Mont Ouchida ou montagne Khâdjeh situé à 30 kilomètres au sud-ouest de la ville de Zâbol

C’était un homme qui avait la cinquantaine, et même plus. Un fonctionnaire du ministère des Transports. Un employé indépendant, autonome et pas tellement discipliné, car en tant qu’alpiniste de renommée internationale, il passait davantage son temps dans les vallées et montagnes qu’à son bureau. Il aimait raconter son "exploit ministériel", d’après ses propres mots, pour souligner son statut particulier. Ses supérieurs au ministère, conscients que rien ne pouvait le garder dans son bureau, et après de durables conflits ainsi que plusieurs changements de poste, désespérant de pouvoir le renvoyer à cause de son frère, un homme important dans le gouvernement, lui ont finalement créé un poste avant-gardiste en le nommant coordinateur des activités sportives du ministère des Transports. Poste qui, même au ministère de la Jeunesse et des Sports, n’existe pas ! Et cela lui avait garanti une existence à part, une vie d’homme de nature, une vie de bohème.
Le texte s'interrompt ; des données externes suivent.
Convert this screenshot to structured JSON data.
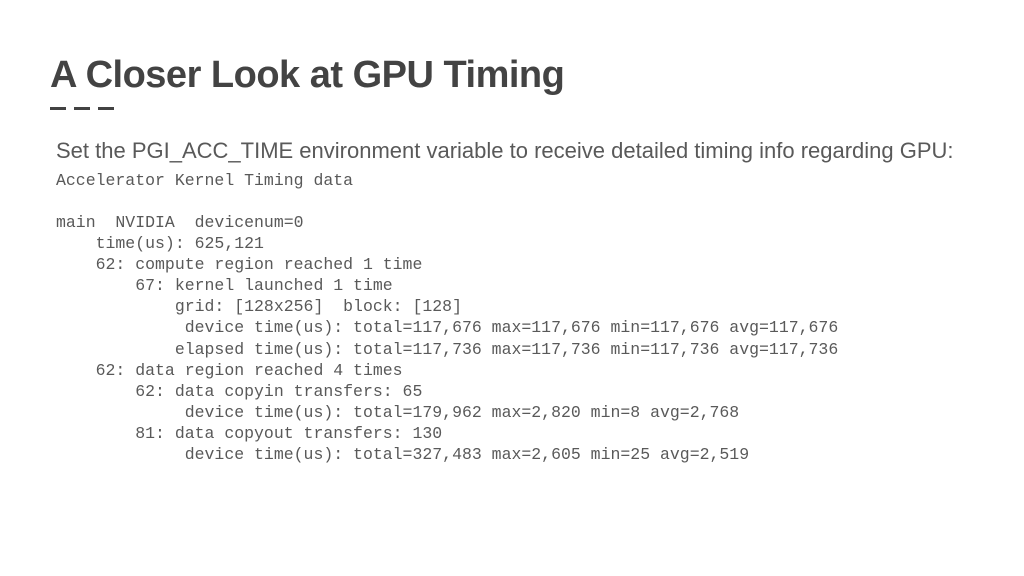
{
  "title": "A Closer Look at GPU Timing",
  "intro": "Set the PGI_ACC_TIME environment variable to receive detailed timing info regarding GPU:",
  "timing": {
    "header": "Accelerator Kernel Timing data",
    "main_line": "main  NVIDIA  devicenum=0",
    "time_us": "    time(us): 625,121",
    "compute_region": "    62: compute region reached 1 time",
    "kernel_launch": "        67: kernel launched 1 time",
    "grid_block": "            grid: [128x256]  block: [128]",
    "device_time1": "             device time(us): total=117,676 max=117,676 min=117,676 avg=117,676",
    "elapsed_time": "            elapsed time(us): total=117,736 max=117,736 min=117,736 avg=117,736",
    "data_region": "    62: data region reached 4 times",
    "copyin_hdr": "        62: data copyin transfers: 65",
    "copyin_time": "             device time(us): total=179,962 max=2,820 min=8 avg=2,768",
    "copyout_hdr": "        81: data copyout transfers: 130",
    "copyout_time": "             device time(us): total=327,483 max=2,605 min=25 avg=2,519"
  }
}
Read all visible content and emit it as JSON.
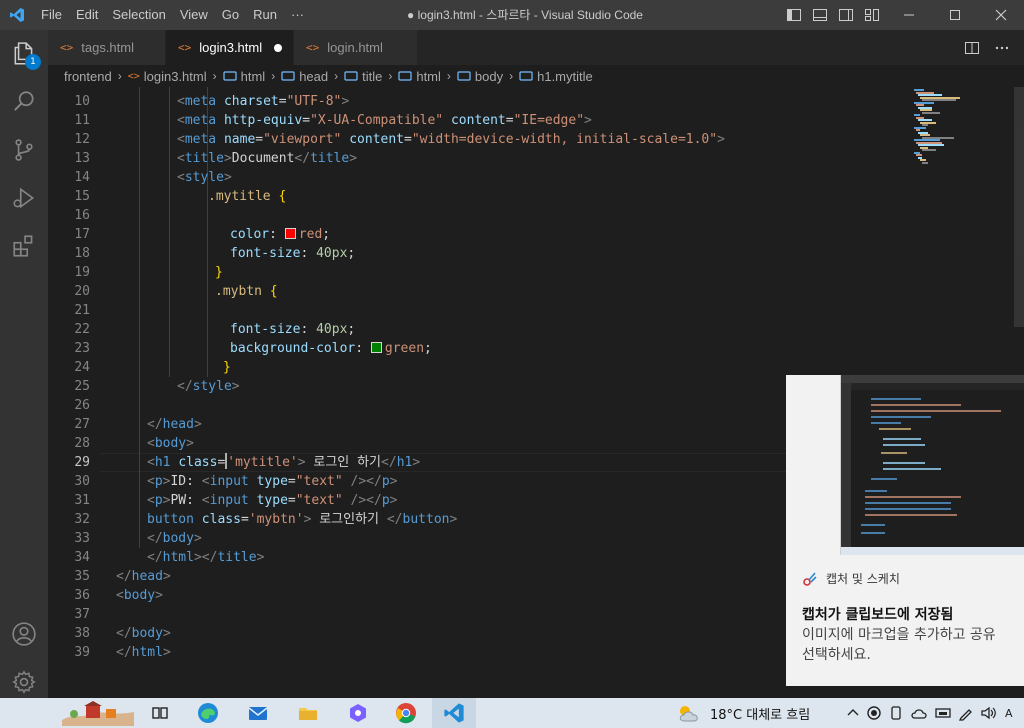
{
  "titlebar": {
    "menu": [
      "File",
      "Edit",
      "Selection",
      "View",
      "Go",
      "Run",
      "···"
    ],
    "window_title": "● login3.html - 스파르타 - Visual Studio Code"
  },
  "activity": {
    "explorer_badge": "1"
  },
  "tabs": [
    {
      "label": "tags.html",
      "icon": "html-icon",
      "active": false,
      "dirty": false
    },
    {
      "label": "login3.html",
      "icon": "html-icon",
      "active": true,
      "dirty": true
    },
    {
      "label": "login.html",
      "icon": "html-icon",
      "active": false,
      "dirty": false
    }
  ],
  "breadcrumb": [
    "frontend",
    "login3.html",
    "html",
    "head",
    "title",
    "html",
    "body",
    "h1.mytitle"
  ],
  "editor": {
    "current_line": 29,
    "line_numbers": [
      "10",
      "11",
      "12",
      "13",
      "14",
      "15",
      "16",
      "17",
      "18",
      "19",
      "20",
      "21",
      "22",
      "23",
      "24",
      "25",
      "26",
      "27",
      "28",
      "29",
      "30",
      "31",
      "32",
      "33",
      "34",
      "35",
      "36",
      "37",
      "38",
      "39"
    ],
    "colors": {
      "red_swatch": "#ff0000",
      "green_swatch": "#008000"
    },
    "lines": [
      [
        {
          "c": "p",
          "t": "<"
        },
        {
          "c": "t",
          "t": "meta"
        },
        {
          "c": "d",
          "t": " "
        },
        {
          "c": "a",
          "t": "charset"
        },
        {
          "c": "d",
          "t": "="
        },
        {
          "c": "s",
          "t": "\"UTF-8\""
        },
        {
          "c": "p",
          "t": ">"
        }
      ],
      [
        {
          "c": "p",
          "t": "<"
        },
        {
          "c": "t",
          "t": "meta"
        },
        {
          "c": "d",
          "t": " "
        },
        {
          "c": "a",
          "t": "http-equiv"
        },
        {
          "c": "d",
          "t": "="
        },
        {
          "c": "s",
          "t": "\"X-UA-Compatible\""
        },
        {
          "c": "d",
          "t": " "
        },
        {
          "c": "a",
          "t": "content"
        },
        {
          "c": "d",
          "t": "="
        },
        {
          "c": "s",
          "t": "\"IE=edge\""
        },
        {
          "c": "p",
          "t": ">"
        }
      ],
      [
        {
          "c": "p",
          "t": "<"
        },
        {
          "c": "t",
          "t": "meta"
        },
        {
          "c": "d",
          "t": " "
        },
        {
          "c": "a",
          "t": "name"
        },
        {
          "c": "d",
          "t": "="
        },
        {
          "c": "s",
          "t": "\"viewport\""
        },
        {
          "c": "d",
          "t": " "
        },
        {
          "c": "a",
          "t": "content"
        },
        {
          "c": "d",
          "t": "="
        },
        {
          "c": "s",
          "t": "\"width=device-width, initial-scale=1.0\""
        },
        {
          "c": "p",
          "t": ">"
        }
      ],
      [
        {
          "c": "p",
          "t": "<"
        },
        {
          "c": "t",
          "t": "title"
        },
        {
          "c": "p",
          "t": ">"
        },
        {
          "c": "d",
          "t": "Document"
        },
        {
          "c": "p",
          "t": "</"
        },
        {
          "c": "t",
          "t": "title"
        },
        {
          "c": "p",
          "t": ">"
        }
      ],
      [
        {
          "c": "p",
          "t": "<"
        },
        {
          "c": "t",
          "t": "style"
        },
        {
          "c": "p",
          "t": ">"
        }
      ],
      [
        {
          "c": "sel",
          "t": ".mytitle"
        },
        {
          "c": "d",
          "t": " "
        },
        {
          "c": "brace",
          "t": "{"
        }
      ],
      [],
      [
        {
          "c": "a",
          "t": "color"
        },
        {
          "c": "d",
          "t": ": "
        },
        {
          "c": "swatch",
          "t": "red_swatch"
        },
        {
          "c": "val",
          "t": "red"
        },
        {
          "c": "d",
          "t": ";"
        }
      ],
      [
        {
          "c": "a",
          "t": "font-size"
        },
        {
          "c": "d",
          "t": ": "
        },
        {
          "c": "num",
          "t": "40px"
        },
        {
          "c": "d",
          "t": ";"
        }
      ],
      [
        {
          "c": "brace",
          "t": "}"
        }
      ],
      [
        {
          "c": "sel",
          "t": ".mybtn"
        },
        {
          "c": "d",
          "t": " "
        },
        {
          "c": "brace",
          "t": "{"
        }
      ],
      [],
      [
        {
          "c": "a",
          "t": "font-size"
        },
        {
          "c": "d",
          "t": ": "
        },
        {
          "c": "num",
          "t": "40px"
        },
        {
          "c": "d",
          "t": ";"
        }
      ],
      [
        {
          "c": "a",
          "t": "background-color"
        },
        {
          "c": "d",
          "t": ": "
        },
        {
          "c": "swatch",
          "t": "green_swatch"
        },
        {
          "c": "val",
          "t": "green"
        },
        {
          "c": "d",
          "t": ";"
        }
      ],
      [
        {
          "c": "brace",
          "t": "}"
        }
      ],
      [
        {
          "c": "p",
          "t": "</"
        },
        {
          "c": "t",
          "t": "style"
        },
        {
          "c": "p",
          "t": ">"
        }
      ],
      [],
      [
        {
          "c": "p",
          "t": "</"
        },
        {
          "c": "t",
          "t": "head"
        },
        {
          "c": "p",
          "t": ">"
        }
      ],
      [
        {
          "c": "p",
          "t": "<"
        },
        {
          "c": "t",
          "t": "body"
        },
        {
          "c": "p",
          "t": ">"
        }
      ],
      [
        {
          "c": "p",
          "t": "<"
        },
        {
          "c": "t",
          "t": "h1"
        },
        {
          "c": "d",
          "t": " "
        },
        {
          "c": "a",
          "t": "class"
        },
        {
          "c": "d",
          "t": "="
        },
        {
          "c": "cursor",
          "t": ""
        },
        {
          "c": "s",
          "t": "'mytitle'"
        },
        {
          "c": "p",
          "t": ">"
        },
        {
          "c": "d",
          "t": " 로그인 하기"
        },
        {
          "c": "p",
          "t": "</"
        },
        {
          "c": "t",
          "t": "h1"
        },
        {
          "c": "p",
          "t": ">"
        }
      ],
      [
        {
          "c": "p",
          "t": "<"
        },
        {
          "c": "t",
          "t": "p"
        },
        {
          "c": "p",
          "t": ">"
        },
        {
          "c": "d",
          "t": "ID: "
        },
        {
          "c": "p",
          "t": "<"
        },
        {
          "c": "t",
          "t": "input"
        },
        {
          "c": "d",
          "t": " "
        },
        {
          "c": "a",
          "t": "type"
        },
        {
          "c": "d",
          "t": "="
        },
        {
          "c": "s",
          "t": "\"text\""
        },
        {
          "c": "d",
          "t": " "
        },
        {
          "c": "p",
          "t": "/></"
        },
        {
          "c": "t",
          "t": "p"
        },
        {
          "c": "p",
          "t": ">"
        }
      ],
      [
        {
          "c": "p",
          "t": "<"
        },
        {
          "c": "t",
          "t": "p"
        },
        {
          "c": "p",
          "t": ">"
        },
        {
          "c": "d",
          "t": "PW: "
        },
        {
          "c": "p",
          "t": "<"
        },
        {
          "c": "t",
          "t": "input"
        },
        {
          "c": "d",
          "t": " "
        },
        {
          "c": "a",
          "t": "type"
        },
        {
          "c": "d",
          "t": "="
        },
        {
          "c": "s",
          "t": "\"text\""
        },
        {
          "c": "d",
          "t": " "
        },
        {
          "c": "p",
          "t": "/></"
        },
        {
          "c": "t",
          "t": "p"
        },
        {
          "c": "p",
          "t": ">"
        }
      ],
      [
        {
          "c": "t",
          "t": "button"
        },
        {
          "c": "d",
          "t": " "
        },
        {
          "c": "a",
          "t": "class"
        },
        {
          "c": "d",
          "t": "="
        },
        {
          "c": "s",
          "t": "'mybtn'"
        },
        {
          "c": "p",
          "t": ">"
        },
        {
          "c": "d",
          "t": " 로그인하기 "
        },
        {
          "c": "p",
          "t": "</"
        },
        {
          "c": "t",
          "t": "button"
        },
        {
          "c": "p",
          "t": ">"
        }
      ],
      [
        {
          "c": "p",
          "t": "</"
        },
        {
          "c": "t",
          "t": "body"
        },
        {
          "c": "p",
          "t": ">"
        }
      ],
      [
        {
          "c": "p",
          "t": "</"
        },
        {
          "c": "t",
          "t": "html"
        },
        {
          "c": "p",
          "t": "></"
        },
        {
          "c": "t",
          "t": "title"
        },
        {
          "c": "p",
          "t": ">"
        }
      ],
      [
        {
          "c": "p",
          "t": "</"
        },
        {
          "c": "t",
          "t": "head"
        },
        {
          "c": "p",
          "t": ">"
        }
      ],
      [
        {
          "c": "p",
          "t": "<"
        },
        {
          "c": "t",
          "t": "body"
        },
        {
          "c": "p",
          "t": ">"
        }
      ],
      [],
      [
        {
          "c": "p",
          "t": "</"
        },
        {
          "c": "t",
          "t": "body"
        },
        {
          "c": "p",
          "t": ">"
        }
      ],
      [
        {
          "c": "p",
          "t": "</"
        },
        {
          "c": "t",
          "t": "html"
        },
        {
          "c": "p",
          "t": ">"
        }
      ]
    ]
  },
  "toast": {
    "app_name": "캡처 및 스케치",
    "title": "캡처가 클립보드에 저장됨",
    "body_line1": "이미지에 마크업을 추가하고 공유",
    "body_line2": "선택하세요."
  },
  "taskbar": {
    "weather": "18°C  대체로 흐림"
  }
}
Il parcourait constamment ses campagnes, au travers de randonnées et séjours de longue durée parfois sans rien avoir à manger ni à boire. Il racontait avec vivacité ses aventures réelles et parfois imaginées. Il n’était pourtant pas mythomane, et peut-être vivait-il ces aventures imaginaires dans ses rêves ; il puisait peut-être son inspiration dans l’obscurité mystique des nuits de montagne, dans les méditations solitaires et contacts spirituels dans le néant des sommets auprès du Royaume des Cieux. Ses illusions prenaient peut-être leur source dans ses extases au pied des montagnes mystérieuses des vieux massifs. Un jour, il nous a emmenés pour une séance de spéléologie amateur dans une longue et macabre grotte. Arrivé au fond, à une profondeur égale à celle du Voyage au centre de la terre de Jules Verne, dans un silence mortel et infernal, dans l’air lourd et étouffant de ce lieu intact depuis des siècles, il a demandé à toute l’équipe d’éteindre les torches et les head-lights, de se taire et de fermer les yeux pour songer à la première nuit d’un mort, la nuit que les musulmans nomment « la nuit de l’horreur ». Bouleversés par cette expérience d’outre-tombe, affligés et silencieux pendant presque deux heures après notre sortie de la grotte, nous ressemblions à des morts sortis de leur tombe lors de la résurrection.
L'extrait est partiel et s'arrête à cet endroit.